The vaccine comes in two parts, including a secondary “booster” shot, based on two adenoviral vectors. “We use two different adenovirus vectors in a bid to avoid the immune system becoming immune to the vector,” says Logunov.

The researchers also assessed different formulations of the vaccine. One was frozen, which is how vaccines are typically supplied, and one was freeze-dried, making its condition more stable and allowing it to be stored at refrigerator temperatures, which would aid in its delivery to more remote locations.

The team tested each of the two formulations in a small phase 1/2 trial lasting 42 days.

Sputnik V: Safe and well-tolerated

The trials took place in two hospitals in Russia, and each involved 38 healthy adults aged between 18 and 60.

The researchers had designed the trials to assess the safety and immunogenicity of the vaccine — not to evaluate its clinical efficacy, in other words, whether it can actually prevent COVID-19.
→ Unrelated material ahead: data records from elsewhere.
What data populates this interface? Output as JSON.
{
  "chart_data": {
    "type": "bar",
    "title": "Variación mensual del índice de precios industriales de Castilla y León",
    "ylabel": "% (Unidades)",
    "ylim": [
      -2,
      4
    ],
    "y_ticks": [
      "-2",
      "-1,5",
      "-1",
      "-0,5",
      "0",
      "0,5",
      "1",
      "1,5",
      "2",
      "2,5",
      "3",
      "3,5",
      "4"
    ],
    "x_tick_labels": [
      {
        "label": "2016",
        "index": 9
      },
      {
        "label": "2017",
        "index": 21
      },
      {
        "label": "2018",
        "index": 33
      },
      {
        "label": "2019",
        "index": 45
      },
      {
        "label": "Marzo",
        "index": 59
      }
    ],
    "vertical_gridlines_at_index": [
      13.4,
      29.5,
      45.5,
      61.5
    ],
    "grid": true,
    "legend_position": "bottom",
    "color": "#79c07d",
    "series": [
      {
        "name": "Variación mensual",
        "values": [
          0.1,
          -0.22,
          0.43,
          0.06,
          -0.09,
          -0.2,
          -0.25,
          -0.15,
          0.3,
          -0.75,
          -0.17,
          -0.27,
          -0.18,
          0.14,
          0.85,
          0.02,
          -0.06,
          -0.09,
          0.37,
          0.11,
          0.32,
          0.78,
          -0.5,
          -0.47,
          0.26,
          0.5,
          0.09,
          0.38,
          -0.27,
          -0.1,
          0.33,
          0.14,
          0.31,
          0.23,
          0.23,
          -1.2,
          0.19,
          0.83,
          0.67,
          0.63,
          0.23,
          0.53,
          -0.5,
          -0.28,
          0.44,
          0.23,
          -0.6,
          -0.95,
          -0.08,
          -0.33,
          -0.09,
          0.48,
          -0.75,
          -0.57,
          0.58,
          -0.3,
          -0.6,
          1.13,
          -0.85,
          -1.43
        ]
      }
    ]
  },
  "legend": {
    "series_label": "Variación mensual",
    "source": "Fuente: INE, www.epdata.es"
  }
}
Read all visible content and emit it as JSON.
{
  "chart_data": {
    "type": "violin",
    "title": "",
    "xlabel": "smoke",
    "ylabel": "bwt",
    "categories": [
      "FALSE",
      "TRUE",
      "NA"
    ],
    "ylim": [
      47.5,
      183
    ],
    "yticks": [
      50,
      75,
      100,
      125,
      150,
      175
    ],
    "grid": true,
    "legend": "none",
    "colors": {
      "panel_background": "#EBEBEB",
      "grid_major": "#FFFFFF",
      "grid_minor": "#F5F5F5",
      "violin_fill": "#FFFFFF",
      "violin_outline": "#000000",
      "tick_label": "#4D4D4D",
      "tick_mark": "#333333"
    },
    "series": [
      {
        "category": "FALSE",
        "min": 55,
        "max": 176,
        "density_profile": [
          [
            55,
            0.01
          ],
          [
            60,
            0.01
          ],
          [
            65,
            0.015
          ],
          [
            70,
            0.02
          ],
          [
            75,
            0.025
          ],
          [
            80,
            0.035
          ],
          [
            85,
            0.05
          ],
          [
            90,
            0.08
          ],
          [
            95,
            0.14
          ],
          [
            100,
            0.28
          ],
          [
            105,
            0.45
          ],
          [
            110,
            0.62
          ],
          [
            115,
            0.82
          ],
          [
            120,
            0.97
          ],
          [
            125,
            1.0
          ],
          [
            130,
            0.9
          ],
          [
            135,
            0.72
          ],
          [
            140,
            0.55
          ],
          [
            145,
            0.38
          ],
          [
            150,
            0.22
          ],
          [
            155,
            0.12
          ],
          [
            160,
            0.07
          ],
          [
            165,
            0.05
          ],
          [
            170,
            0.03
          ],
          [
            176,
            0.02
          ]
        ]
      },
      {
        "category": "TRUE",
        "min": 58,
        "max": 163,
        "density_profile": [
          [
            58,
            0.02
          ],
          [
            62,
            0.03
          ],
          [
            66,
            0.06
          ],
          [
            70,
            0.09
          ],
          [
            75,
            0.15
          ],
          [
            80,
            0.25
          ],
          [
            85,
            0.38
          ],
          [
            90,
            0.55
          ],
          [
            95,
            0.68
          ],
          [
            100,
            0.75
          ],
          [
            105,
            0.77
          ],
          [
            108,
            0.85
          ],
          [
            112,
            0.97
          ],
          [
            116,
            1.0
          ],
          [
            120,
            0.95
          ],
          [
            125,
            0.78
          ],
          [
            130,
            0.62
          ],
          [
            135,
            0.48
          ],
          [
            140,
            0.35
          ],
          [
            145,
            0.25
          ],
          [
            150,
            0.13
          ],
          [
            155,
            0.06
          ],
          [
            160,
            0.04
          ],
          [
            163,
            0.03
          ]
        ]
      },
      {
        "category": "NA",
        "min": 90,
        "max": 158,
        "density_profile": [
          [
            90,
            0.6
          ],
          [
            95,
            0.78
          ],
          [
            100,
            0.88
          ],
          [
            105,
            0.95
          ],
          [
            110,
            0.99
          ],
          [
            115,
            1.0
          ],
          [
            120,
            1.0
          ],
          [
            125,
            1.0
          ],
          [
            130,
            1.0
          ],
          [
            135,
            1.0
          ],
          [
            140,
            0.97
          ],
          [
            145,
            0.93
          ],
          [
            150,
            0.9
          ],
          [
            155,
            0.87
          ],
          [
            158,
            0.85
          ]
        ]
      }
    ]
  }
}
The trials showed that both vaccine formulations were safe, with participants reporting no serious side effects. Those that did occur are common after vaccination and included pain at the injection site, a headache, and a high temperature.
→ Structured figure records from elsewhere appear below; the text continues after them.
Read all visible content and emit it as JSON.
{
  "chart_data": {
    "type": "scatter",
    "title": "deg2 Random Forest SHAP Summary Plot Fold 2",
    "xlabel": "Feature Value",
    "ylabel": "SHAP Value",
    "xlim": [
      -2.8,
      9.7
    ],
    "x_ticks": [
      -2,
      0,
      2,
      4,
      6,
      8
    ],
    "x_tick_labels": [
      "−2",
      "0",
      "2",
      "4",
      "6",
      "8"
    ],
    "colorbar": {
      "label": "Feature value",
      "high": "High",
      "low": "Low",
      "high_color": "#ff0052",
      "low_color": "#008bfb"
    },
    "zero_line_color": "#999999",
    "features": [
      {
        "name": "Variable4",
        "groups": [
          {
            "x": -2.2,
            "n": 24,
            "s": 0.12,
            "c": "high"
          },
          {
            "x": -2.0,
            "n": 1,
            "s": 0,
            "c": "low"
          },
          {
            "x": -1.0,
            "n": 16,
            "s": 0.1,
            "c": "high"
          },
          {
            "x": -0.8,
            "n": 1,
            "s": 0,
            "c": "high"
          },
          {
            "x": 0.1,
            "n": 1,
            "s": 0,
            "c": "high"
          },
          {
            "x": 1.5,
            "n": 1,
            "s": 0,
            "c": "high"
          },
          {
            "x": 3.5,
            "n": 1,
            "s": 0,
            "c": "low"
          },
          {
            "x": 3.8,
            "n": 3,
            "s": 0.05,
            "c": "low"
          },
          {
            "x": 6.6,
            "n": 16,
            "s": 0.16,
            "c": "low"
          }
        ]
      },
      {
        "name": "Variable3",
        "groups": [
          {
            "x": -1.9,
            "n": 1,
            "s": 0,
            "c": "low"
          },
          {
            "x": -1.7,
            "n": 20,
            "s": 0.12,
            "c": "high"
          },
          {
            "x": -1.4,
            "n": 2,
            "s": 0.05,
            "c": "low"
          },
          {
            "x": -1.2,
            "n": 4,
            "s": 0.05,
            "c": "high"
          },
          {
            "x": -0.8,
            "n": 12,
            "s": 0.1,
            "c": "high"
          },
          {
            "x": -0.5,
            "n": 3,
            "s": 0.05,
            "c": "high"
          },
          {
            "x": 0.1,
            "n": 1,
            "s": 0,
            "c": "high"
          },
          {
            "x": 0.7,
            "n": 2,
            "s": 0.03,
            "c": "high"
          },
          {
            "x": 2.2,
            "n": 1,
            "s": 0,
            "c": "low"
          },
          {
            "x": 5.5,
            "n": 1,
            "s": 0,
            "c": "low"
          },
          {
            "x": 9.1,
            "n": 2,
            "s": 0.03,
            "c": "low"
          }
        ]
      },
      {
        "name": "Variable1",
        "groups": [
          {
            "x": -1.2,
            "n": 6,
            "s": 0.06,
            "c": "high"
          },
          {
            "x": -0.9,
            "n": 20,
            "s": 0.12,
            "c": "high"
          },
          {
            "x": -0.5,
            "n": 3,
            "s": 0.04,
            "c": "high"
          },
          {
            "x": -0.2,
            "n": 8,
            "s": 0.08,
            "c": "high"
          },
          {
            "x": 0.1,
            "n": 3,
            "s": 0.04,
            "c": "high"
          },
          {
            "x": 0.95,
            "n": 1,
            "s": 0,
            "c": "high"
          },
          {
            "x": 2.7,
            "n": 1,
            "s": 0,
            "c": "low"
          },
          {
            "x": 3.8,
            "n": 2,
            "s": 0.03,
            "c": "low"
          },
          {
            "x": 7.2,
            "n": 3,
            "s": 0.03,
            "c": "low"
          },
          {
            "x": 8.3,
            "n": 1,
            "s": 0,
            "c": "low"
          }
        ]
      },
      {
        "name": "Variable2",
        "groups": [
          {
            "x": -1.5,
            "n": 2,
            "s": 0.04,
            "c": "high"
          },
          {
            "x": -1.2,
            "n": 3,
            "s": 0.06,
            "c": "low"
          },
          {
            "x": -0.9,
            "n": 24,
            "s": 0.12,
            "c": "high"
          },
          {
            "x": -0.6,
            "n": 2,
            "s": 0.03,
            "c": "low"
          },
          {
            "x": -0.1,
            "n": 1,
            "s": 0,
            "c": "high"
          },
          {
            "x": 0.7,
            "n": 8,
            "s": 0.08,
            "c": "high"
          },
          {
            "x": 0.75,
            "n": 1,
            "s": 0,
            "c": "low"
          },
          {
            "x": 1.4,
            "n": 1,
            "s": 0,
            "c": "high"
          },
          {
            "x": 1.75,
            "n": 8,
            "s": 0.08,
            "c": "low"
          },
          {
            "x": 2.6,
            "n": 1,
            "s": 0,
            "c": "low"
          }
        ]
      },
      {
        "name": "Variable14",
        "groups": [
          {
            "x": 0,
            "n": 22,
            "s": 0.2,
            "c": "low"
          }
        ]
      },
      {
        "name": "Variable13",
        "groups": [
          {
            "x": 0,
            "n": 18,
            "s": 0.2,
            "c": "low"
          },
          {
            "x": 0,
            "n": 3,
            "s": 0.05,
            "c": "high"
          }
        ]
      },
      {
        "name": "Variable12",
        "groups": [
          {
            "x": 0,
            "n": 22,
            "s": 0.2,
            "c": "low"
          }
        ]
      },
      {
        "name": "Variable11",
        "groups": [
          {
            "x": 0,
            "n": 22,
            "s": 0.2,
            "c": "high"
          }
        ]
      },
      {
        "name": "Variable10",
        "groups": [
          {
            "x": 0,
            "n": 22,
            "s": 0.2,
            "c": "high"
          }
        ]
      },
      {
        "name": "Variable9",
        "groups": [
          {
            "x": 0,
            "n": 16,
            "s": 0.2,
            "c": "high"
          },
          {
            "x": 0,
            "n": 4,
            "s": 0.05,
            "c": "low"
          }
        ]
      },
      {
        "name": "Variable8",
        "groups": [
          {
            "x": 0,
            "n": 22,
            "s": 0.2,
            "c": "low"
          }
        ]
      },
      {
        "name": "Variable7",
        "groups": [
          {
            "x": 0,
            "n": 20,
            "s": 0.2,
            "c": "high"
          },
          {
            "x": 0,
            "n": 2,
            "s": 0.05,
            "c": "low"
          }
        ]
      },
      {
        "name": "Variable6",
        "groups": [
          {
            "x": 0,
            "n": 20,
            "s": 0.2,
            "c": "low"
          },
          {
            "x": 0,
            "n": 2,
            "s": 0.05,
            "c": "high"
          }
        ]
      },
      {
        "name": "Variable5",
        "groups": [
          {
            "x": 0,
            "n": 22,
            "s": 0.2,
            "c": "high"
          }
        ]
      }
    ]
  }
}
The Lancet paper also reports that everyone who received the vaccine produced antibodies against the new coronavirus. On average, the participants who had received the frozen formulation produced more than those who had received the freeze-dried version.
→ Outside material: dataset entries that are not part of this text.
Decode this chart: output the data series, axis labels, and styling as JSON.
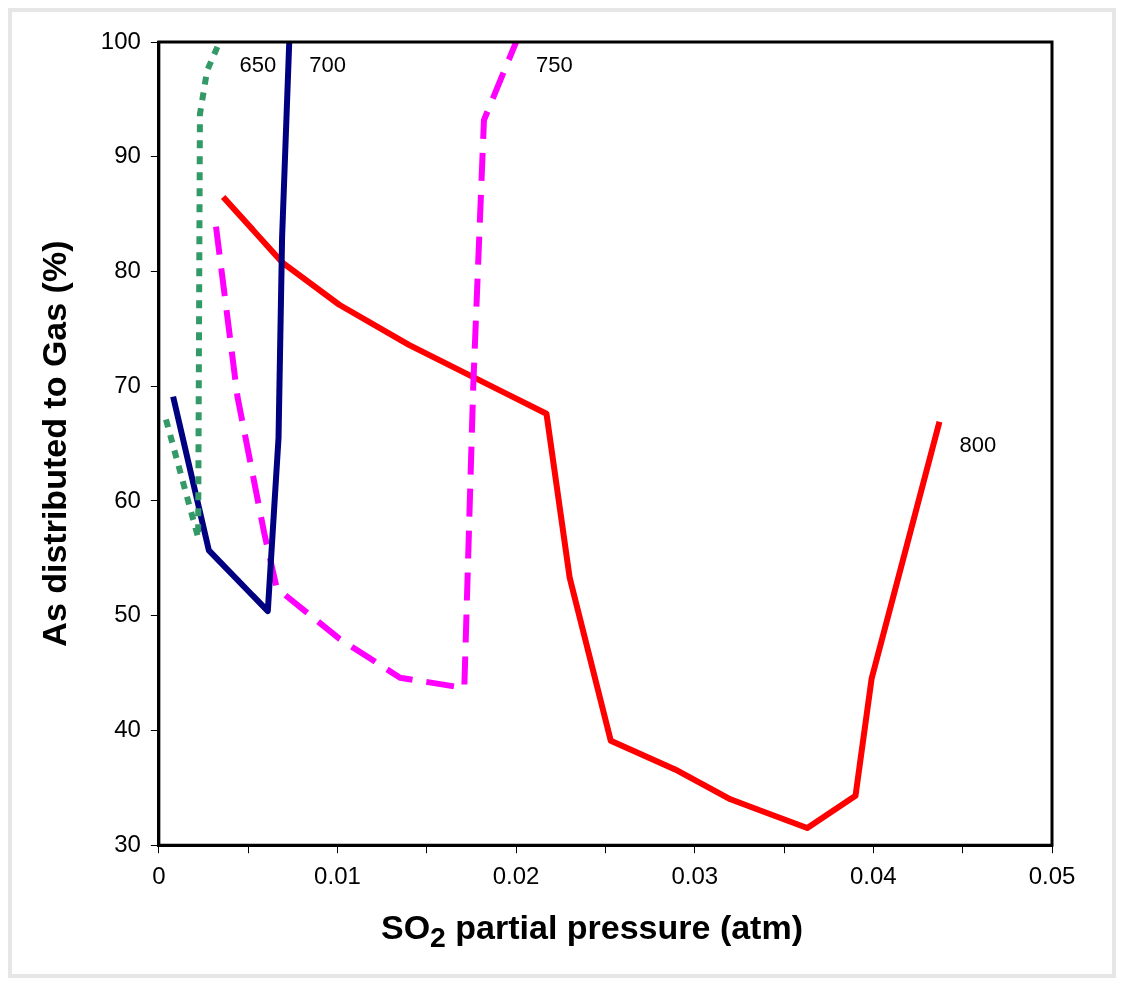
{
  "chart_data": {
    "type": "line",
    "xlabel": "SO$_{2}$ partial pressure (atm)",
    "ylabel": "As distributed to Gas (%)",
    "xlim": [
      0,
      0.05
    ],
    "xticks": [
      0,
      {
        "value": 0.005,
        "label": null
      },
      0.01,
      {
        "value": 0.015,
        "label": null
      },
      0.02,
      {
        "value": 0.025,
        "label": null
      },
      0.03,
      {
        "value": 0.035,
        "label": null
      },
      0.04,
      {
        "value": 0.045,
        "label": null
      },
      0.05
    ],
    "ylim": [
      30,
      100
    ],
    "yticks": [
      30,
      40,
      50,
      60,
      70,
      80,
      90,
      100
    ],
    "grid": false,
    "legend": false,
    "marker": "none",
    "series": [
      {
        "name": "650",
        "color": "#339966",
        "line_style": "dotted",
        "x": [
          0.0004,
          0.0022,
          0.0023,
          0.0027,
          0.0034
        ],
        "values": [
          67.1,
          56.8,
          93.7,
          97.5,
          100
        ]
      },
      {
        "name": "700",
        "color": "#000080",
        "line_style": "solid",
        "x": [
          0.0008,
          0.0028,
          0.0061,
          0.0067,
          0.0069,
          0.0073
        ],
        "values": [
          69.1,
          55.7,
          50.4,
          65.5,
          83.0,
          100
        ]
      },
      {
        "name": "750",
        "color": "#ff00ff",
        "line_style": "dashed",
        "x": [
          0.0032,
          0.0044,
          0.0059,
          0.0066,
          0.0101,
          0.0135,
          0.0171,
          0.0176,
          0.0182,
          0.02
        ],
        "values": [
          83.9,
          69.1,
          57.2,
          52.4,
          48.0,
          44.6,
          43.7,
          70.0,
          93.2,
          100
        ]
      },
      {
        "name": "800",
        "color": "#ff0000",
        "line_style": "solid",
        "x": [
          0.0036,
          0.0069,
          0.0101,
          0.014,
          0.0217,
          0.023,
          0.0253,
          0.0289,
          0.032,
          0.0363,
          0.039,
          0.0399,
          0.0437
        ],
        "values": [
          86.5,
          80.8,
          77.1,
          73.6,
          67.6,
          53.3,
          39.1,
          36.6,
          34.0,
          31.5,
          34.3,
          44.5,
          66.9
        ]
      }
    ]
  }
}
The researchers also found evidence of more advanced immune responses, including the formation of T cells, which help identify and kill infected cells.

Phase 3 trial

The Russian government has already approved the new vaccine, allowing the scientists to conduct a bigger study that will include the vaccination of many more participants, in a phase 3 clinical trial.

“The phase 3 clinical trial of our vaccine was approved on 26 August, 2020. It is planned to include 40,000 volunteers from different age and risk groups and will be undertaken with constant monitoring of volunteers through an online application.”

– Prof. Alexander Gintsburg, senior author of the study and director of the Gamaleya Research Institute of Epidemiology and Microbiology

Although this is very promising news, there are some important limitations to note.

Among them is the initial trial’s short follow-up period, meaning that any potential complications experienced after 42 days would not have been assessed. Other limitations include the lack of a control group and the fact that most of the participants were young and healthy.

The authors of a linked comment in The Lancet, neither of whom were involved in the study, note:

“Similar to these studies before it, Logunov and colleagues’ studies are encouraging but small. The immunogenicity bodes well, although nothing can be inferred on immunogenicity in older age groups, and clinical efficacy for any COVID-19 vaccine has not yet been shown. […] Safety outcomes up to now are reassuring, but studies to date are too small to address less common or rare, serious adverse events.”

The comment’s authors, both of the Johns Hopkins Bloomberg School of Public Health, in Baltimore, MD, also point out that any successful vaccine must not only mitigate disease but also prevent infection.

“A vaccine that reduces disease but does not prevent infection might paradoxically make things worse. It could falsely reassure recipients of personal invulnerability, thus reducing transmission-mitigating behaviors. In turn, this could lead to increased exposure among older adults, in whom efficacy is likely to be lower, or among other higher-risk groups who might have lower vaccine acceptance and uptake.”